For a narrative to be meaningful, it helps to have a traceable set of reasons for what happens. In Planet Earth, the recurring narrative of organic balance is powered, or explained, by intentionality. Attenborough’s presentation of Nature’s dynamic equilibrium as the spontaneous result of organic beings who compete according to their non-conscious self interests recalls the logic of traditional economics, which credits the invisible hand of the market for this balancing act. The identity of these processes, these mechanisms for maintaining the world as it is and optimizing participants’ experiences, offers an opportunity to see more deeply into each and understand how widely relied upon this notion of self-regulation is.
The idea that both free markets and unspoiled ecosystems are able to remain in productive balance seems to be the result of a belief that competition has the innate ability to order complex systems. International deregulation efforts, which have left “natural market forces” in charge of the global economy, speak to the strength of people’s faith in the idea of self-regulation. But this invisible hand is more than the basis for a particular economic theory. Just like the dialectic – Hegel’s idealist, self-generating process of reason through contradiction – this mechanism of competitive self-regulation is a deep philosophical belief in the way the world progresses. Insofar as naturalists, led by Darwin and narrated by Planet Earth, have used this idea as an overarching explanation for how Nature functions, it seems just as organic as the rain forest trees struggling for sunlight.

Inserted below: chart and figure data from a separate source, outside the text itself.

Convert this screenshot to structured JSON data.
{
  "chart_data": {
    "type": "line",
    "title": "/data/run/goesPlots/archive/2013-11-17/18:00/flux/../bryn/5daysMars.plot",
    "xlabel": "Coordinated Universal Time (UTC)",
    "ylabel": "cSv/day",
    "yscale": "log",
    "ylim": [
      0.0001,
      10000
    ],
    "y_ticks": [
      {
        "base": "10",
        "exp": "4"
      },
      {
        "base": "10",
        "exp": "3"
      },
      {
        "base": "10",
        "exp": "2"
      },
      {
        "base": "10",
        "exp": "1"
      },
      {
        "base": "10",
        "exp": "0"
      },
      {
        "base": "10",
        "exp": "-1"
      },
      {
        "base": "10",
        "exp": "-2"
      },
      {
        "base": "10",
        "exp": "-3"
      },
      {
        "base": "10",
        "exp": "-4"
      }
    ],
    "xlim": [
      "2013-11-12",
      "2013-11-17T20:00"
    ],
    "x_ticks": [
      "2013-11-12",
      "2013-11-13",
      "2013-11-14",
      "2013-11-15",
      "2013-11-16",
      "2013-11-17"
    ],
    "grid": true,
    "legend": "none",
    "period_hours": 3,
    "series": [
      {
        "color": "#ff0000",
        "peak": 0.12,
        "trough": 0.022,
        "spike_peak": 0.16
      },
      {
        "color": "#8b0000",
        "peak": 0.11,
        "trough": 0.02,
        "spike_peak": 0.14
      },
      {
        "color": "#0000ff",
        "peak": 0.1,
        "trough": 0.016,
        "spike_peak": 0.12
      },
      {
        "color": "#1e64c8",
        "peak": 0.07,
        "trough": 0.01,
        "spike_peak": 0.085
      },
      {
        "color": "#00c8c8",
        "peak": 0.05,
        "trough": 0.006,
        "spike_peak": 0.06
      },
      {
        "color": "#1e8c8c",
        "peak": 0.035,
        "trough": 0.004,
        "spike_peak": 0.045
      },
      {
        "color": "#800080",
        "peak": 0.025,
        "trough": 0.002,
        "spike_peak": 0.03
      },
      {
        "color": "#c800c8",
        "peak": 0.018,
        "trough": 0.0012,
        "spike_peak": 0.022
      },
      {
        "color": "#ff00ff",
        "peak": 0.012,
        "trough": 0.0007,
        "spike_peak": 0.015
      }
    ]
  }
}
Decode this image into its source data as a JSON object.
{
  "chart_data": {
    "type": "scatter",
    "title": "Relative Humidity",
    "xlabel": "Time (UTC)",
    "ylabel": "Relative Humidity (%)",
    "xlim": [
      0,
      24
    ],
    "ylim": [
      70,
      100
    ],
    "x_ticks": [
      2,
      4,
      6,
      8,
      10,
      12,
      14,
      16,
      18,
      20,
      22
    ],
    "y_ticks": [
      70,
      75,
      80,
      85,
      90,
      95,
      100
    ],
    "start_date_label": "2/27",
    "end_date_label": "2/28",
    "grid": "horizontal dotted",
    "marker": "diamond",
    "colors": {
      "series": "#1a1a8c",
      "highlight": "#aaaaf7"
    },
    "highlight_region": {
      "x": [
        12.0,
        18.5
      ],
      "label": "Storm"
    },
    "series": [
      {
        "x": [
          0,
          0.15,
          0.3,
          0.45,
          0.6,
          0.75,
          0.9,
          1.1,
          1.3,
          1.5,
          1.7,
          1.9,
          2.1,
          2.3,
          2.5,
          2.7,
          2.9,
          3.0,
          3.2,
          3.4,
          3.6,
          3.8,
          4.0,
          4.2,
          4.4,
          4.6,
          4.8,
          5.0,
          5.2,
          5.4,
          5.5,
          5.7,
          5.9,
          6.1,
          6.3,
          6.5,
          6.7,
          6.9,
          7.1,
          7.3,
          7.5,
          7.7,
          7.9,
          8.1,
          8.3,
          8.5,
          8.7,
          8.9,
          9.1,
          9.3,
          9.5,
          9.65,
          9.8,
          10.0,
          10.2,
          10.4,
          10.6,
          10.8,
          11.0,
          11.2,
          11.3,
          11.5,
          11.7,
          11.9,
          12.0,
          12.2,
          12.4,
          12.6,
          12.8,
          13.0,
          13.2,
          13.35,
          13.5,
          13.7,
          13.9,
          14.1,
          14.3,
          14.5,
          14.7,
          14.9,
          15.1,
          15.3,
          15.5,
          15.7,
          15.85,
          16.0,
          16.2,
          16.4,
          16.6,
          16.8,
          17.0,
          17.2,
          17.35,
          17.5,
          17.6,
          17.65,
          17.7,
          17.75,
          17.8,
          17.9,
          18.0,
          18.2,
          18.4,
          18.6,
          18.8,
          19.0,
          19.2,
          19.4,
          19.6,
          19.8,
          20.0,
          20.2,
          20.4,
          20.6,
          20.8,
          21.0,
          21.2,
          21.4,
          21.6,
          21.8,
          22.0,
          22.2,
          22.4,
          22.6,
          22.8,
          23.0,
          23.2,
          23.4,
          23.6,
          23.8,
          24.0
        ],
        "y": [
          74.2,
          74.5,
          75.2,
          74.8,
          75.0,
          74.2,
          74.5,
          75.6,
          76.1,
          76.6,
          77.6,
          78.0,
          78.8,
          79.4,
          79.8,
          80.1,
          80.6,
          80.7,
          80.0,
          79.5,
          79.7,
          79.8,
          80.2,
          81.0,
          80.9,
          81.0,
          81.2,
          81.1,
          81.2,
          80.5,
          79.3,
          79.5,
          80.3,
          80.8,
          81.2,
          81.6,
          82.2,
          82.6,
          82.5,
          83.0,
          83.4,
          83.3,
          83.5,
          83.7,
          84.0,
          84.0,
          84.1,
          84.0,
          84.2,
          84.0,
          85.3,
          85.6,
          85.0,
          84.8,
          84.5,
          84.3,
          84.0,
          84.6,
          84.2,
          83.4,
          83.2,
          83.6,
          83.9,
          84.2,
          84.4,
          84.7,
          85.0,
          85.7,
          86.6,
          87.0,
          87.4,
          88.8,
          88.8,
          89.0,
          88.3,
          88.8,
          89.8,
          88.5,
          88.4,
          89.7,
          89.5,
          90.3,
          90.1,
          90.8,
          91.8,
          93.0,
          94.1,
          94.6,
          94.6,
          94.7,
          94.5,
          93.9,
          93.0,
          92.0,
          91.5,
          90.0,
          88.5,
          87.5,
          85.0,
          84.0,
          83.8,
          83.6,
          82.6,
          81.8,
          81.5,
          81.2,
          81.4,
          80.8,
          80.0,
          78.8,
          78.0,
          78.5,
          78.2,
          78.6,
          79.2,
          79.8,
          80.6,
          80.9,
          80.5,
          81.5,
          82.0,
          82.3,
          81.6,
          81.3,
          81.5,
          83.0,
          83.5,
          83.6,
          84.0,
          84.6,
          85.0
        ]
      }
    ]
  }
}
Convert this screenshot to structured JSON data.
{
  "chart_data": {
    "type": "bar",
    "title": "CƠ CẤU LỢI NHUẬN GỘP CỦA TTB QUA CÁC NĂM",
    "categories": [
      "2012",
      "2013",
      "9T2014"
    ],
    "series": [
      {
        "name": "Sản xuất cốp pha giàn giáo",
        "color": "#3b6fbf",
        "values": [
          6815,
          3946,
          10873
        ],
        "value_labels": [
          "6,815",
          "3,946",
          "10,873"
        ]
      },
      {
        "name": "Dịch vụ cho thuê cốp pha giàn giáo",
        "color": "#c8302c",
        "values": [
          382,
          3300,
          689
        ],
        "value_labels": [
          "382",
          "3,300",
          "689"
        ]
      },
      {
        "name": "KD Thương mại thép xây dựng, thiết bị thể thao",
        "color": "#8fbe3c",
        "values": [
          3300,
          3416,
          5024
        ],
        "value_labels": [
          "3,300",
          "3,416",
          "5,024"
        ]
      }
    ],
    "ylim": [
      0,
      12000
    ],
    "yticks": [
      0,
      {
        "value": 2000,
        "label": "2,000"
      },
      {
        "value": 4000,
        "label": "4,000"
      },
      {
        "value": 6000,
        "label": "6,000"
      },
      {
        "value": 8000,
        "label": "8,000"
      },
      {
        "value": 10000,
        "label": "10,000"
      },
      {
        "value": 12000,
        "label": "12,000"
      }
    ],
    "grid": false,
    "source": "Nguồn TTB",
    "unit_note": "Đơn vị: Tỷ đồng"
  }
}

This ideological contact between the ecological and the economic might allow us to finally situate ourselves, humanity, in Planet Earth’s storytelling. We occupy a complicated position in the narrative. It is striking that Attenborough rarely mentions humanity and we only see people when the cameras descend through labyrinthine caves deep into the planet. Yet at the end of several episodes, Attenborough warns viewers of these environments’ precarious positions. The appeal is most dire at the end of Jungles: “Rain forest diversity has come at a cost. It has made them the most finely balanced ecosystems in the world, only too easily upset and destroyed by that other great ape, the chimpanzee’s closest relative, ourselves.” Only a few minutes after viewers have seen their own humanity in the mirror of a marauding band of territory-hungry chimpanzees, this language is striking. It positions humanity not as an alien force superimposed on an independently existing natural world but as a part of the same precariously balance system. The argument is so affective because it refuses to plead. Instead it suggests that we reconsider the boundaries we draw between systems we hope to keep in balance. Rather than seeing economics and ecology as two fundamentally separate, permanently walled-off disciplines this attitude takes them as parallel projects working on different problems. Instead of defining the jungle as the wild and unthinkable state of nature, this naturalist approach seeks to fuse man’s understanding of himself with the complexities of Nature in order to ensure that Planet Earth never becomes a stunning monument to irrecoverable beauty.